I assume because when you're out in the real world where it counts, where you name goes on the paper or your face is to the camera, you're a lot less sure of yourself and your position. As real lawyers know, certainly as real estate professionals know, if anything can go wrong it will. Mere mortals are content with don't count your eggs before the chicks are hatched.

So maybe, maybe that tiny little unwhite-washed bite of misinformation that you dispatch so handily will in the end come to haunt you. I'm not quivering from what you write; I only wish you had the guts like Jim Lasser to sign your best work.

The blog is not the battle and it certainly not the war. Winning either on this page earns you zip offline.
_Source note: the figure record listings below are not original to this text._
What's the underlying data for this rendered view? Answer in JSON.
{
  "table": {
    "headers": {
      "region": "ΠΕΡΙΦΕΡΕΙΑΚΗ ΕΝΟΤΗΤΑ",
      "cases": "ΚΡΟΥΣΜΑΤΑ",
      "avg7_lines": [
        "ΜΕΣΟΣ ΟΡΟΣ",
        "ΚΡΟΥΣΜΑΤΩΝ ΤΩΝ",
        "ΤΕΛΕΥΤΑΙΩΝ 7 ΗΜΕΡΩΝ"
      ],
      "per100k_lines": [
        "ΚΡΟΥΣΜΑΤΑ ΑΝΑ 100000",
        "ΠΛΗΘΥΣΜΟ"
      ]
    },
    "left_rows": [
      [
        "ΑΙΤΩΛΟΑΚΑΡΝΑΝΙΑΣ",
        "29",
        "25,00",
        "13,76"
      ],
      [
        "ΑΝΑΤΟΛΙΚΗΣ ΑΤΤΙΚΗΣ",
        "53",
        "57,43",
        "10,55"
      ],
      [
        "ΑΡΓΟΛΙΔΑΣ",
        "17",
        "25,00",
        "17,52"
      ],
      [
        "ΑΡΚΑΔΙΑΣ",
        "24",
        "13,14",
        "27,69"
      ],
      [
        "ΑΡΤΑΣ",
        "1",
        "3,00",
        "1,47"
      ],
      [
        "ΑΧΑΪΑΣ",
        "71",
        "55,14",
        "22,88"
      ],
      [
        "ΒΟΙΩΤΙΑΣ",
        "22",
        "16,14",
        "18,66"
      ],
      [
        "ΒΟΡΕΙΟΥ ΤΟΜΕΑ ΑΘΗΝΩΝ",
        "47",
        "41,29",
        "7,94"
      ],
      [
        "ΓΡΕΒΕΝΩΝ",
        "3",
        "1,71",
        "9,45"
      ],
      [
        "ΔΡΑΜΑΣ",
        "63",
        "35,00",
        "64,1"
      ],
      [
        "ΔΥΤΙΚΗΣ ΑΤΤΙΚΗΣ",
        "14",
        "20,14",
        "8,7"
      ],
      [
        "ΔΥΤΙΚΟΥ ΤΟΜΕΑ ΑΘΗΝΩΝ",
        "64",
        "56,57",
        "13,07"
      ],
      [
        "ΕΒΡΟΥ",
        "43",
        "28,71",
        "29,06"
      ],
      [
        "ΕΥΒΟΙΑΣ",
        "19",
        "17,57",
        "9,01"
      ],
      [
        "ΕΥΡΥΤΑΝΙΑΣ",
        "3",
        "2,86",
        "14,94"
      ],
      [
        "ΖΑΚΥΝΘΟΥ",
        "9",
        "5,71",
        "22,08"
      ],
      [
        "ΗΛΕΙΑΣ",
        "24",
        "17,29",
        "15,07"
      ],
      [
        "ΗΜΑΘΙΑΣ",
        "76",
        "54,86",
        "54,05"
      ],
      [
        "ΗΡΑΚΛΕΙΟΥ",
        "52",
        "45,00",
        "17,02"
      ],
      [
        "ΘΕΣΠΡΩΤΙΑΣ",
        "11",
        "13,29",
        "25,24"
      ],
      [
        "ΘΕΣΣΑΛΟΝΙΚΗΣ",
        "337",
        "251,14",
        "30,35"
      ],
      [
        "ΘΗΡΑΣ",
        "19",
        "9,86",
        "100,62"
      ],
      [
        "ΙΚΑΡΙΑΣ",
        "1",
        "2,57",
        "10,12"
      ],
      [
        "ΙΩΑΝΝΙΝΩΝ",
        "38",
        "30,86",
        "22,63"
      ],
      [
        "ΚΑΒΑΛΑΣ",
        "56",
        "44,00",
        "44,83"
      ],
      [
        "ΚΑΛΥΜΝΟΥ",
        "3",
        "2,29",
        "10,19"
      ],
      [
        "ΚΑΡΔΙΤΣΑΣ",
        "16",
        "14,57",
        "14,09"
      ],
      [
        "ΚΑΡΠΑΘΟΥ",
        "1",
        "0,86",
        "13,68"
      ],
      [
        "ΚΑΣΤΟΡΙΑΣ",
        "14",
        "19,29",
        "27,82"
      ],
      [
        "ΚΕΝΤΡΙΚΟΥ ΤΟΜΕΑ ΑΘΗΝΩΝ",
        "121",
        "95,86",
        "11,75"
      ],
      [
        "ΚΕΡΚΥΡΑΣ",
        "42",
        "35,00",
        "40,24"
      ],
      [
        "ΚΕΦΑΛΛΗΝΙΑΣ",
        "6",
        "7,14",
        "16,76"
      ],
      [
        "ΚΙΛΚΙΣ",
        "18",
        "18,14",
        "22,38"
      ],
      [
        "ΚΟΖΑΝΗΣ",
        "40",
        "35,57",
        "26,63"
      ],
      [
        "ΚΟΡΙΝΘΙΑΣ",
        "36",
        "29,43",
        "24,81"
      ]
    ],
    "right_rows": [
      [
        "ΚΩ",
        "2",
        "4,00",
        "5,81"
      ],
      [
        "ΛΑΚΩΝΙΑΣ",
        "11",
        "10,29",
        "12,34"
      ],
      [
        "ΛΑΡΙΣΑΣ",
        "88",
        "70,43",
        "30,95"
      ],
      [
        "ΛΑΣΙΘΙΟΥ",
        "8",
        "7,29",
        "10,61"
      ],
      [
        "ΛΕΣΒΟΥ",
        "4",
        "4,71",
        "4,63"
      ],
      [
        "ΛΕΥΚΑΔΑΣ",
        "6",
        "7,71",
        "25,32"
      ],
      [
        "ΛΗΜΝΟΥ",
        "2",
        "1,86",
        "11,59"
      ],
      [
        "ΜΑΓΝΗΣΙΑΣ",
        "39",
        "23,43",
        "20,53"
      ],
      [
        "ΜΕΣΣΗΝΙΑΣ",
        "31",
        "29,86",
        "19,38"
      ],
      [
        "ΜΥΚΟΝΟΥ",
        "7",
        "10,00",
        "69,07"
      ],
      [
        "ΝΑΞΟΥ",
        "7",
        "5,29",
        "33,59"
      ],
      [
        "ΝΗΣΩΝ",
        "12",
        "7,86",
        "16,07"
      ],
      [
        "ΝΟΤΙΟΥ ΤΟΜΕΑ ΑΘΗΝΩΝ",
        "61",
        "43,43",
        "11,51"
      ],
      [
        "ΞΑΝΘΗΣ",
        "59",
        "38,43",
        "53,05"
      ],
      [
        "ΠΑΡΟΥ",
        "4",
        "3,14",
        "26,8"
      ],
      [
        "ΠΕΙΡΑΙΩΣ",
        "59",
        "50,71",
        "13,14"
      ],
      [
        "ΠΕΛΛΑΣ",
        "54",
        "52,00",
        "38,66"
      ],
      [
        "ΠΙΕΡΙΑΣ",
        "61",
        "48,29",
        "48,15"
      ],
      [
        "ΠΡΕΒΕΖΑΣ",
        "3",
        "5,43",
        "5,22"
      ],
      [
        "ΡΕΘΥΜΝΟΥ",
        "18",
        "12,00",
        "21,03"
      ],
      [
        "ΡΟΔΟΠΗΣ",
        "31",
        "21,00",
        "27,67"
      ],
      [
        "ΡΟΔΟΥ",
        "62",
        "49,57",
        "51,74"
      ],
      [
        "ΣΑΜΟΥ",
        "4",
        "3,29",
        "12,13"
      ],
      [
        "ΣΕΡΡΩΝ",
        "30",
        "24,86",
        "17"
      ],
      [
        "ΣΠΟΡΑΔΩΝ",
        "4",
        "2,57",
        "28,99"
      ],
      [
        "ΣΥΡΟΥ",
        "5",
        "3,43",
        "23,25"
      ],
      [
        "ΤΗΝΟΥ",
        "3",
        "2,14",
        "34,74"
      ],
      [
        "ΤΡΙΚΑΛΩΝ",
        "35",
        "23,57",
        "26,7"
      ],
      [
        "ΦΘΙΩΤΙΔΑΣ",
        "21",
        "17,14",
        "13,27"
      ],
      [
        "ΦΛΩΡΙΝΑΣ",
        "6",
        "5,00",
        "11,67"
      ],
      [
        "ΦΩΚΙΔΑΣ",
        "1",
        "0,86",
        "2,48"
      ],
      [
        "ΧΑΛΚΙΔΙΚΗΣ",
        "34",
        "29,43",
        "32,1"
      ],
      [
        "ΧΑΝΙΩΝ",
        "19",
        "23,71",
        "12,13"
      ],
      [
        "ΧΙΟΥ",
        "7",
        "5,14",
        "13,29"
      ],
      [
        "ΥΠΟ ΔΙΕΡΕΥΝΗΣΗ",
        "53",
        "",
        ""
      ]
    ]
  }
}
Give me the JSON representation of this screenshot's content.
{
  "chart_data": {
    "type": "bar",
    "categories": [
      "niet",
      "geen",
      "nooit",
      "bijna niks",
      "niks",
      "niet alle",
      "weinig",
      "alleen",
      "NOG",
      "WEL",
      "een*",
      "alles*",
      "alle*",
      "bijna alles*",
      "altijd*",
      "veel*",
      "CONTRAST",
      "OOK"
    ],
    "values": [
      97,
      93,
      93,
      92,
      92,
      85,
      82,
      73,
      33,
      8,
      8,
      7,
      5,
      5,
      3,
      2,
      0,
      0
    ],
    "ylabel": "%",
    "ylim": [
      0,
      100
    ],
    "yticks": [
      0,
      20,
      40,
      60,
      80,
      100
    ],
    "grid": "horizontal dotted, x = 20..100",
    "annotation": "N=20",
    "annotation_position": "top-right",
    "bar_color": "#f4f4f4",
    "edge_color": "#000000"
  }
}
While you consider your option to use your time better, let me use my time better too and say goodnight with this comment.

Saying it, is not proving it even if you embellish it with phony legal posturing.

Don't let the bed bugs bite, you already express youself with too many holes.

Soon we'll be able to judge how you played the game.

Kick-off tomorrow AM, after 9:30.

Anonymous said...

Another reason that the moratorium makes sense is that the multi family development isnt really being done how it was anticipated. The recent mult family development (actual or propsed) isnt really on Central Avenue. The highest use for Central Ave -- according to recent develpment (such as the Commerce Bank or the new Fidelity office) is retail or banking. What is happening is an abuse of the orignal zoning, where develpments get hold of property not actually on Central, but in the zone. There was never any intend that property in Edgemont, other than Central Ave, would be mulit family. What I suspect is that any new zoning will not actually impact any Central Avenue land use.

hal samis said...

Most recent anonymous,

It's really hard to understand what you have written. We all make mistakes and typos when blogging but with fewer words, the easier it is to proof, not only for keyboard errors but also for meaning.

You're not really suggesting that what market factors are saying to you, Commerce, Fidelity + Etrade, that here's a new retail use and hence appropriate for Central Avenue which confirms that Central Avenue should be retail, not residential?

It is not clear whether you are saying that Central Avenue was intended for multi-family and that new zoning will not change that.

Everyone else blogging in Edgemont seeks new zoning to bar further multi-family development?

So wassup?

Anonymous said...

Landmark is the location of the old Union Carbide site. The NY Knicks have their practice facility there as well as a Bio research park. LCOR would like to develop the outskirts property for a housing development. On the other side, Home Depot is being built off of Route 9 between the Saw Mill Pkwy. Hope this helps you figure location.